Usando comida pra ver se nos fisgava... Já dizia o sábio: "o peixe morre pela boca".

Se virando com aquele giz horroroso na mão, ele começou a escrever os nomes de cada dupla na lousa e, bem ao ladinho, o que deveriam fazer e pesquisar exatamente.

— Além disso, acho bom dividirem bem o trabalho entre a dupla, viu? — Não deixou de avisar enquanto ainda enchia a parede escura de rabiscos brancos. —  O tema é ridículo de fácil e vocês já são grandinhos demais pra ficar deixando tudo nas costas do outro. 

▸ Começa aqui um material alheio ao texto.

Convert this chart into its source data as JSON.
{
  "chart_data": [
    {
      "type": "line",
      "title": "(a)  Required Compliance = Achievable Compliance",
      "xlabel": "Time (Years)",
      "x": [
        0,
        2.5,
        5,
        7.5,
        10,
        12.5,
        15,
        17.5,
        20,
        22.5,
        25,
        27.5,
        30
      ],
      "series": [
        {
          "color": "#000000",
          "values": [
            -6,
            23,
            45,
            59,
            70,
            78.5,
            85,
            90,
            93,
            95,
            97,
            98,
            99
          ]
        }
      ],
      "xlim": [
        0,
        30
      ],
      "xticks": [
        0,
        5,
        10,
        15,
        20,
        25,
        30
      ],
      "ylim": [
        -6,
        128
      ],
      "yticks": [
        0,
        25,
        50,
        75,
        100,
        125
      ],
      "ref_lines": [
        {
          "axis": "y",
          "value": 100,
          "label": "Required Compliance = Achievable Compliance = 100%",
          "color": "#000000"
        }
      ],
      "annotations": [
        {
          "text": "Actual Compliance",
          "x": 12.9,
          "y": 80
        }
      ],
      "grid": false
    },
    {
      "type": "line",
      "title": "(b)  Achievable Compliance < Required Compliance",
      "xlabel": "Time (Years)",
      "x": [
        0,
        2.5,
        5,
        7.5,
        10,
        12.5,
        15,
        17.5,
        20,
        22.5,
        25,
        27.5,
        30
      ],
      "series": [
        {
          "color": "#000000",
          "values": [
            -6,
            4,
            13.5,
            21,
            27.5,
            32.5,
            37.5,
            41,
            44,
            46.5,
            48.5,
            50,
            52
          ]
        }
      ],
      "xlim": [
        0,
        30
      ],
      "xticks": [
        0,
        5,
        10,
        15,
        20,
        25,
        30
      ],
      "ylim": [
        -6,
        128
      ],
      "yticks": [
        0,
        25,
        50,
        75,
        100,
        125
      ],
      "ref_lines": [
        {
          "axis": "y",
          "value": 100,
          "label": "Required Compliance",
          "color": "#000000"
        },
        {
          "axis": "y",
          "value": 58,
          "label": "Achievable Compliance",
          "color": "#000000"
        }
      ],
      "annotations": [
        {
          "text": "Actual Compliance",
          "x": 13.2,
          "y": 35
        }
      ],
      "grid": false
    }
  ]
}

E, aí, bem quando eu tinha acabado de encontrar nossos nomes no meio do quadro e rir de desespero ao descobrir nosso tema, a porta da sala abriu e finalmente reparei que o Daniel estava pro lado de fora aquele tempo todinho.

Ele ficou lá na frente da turma, ainda meio colado à porta, tentando explicar sua situação para o Eduardo, mas acho que estaria mentindo feio se dissesse que era realmente a mini discussão dos dois o motivo de dos meus olhos não desgrudarem dali.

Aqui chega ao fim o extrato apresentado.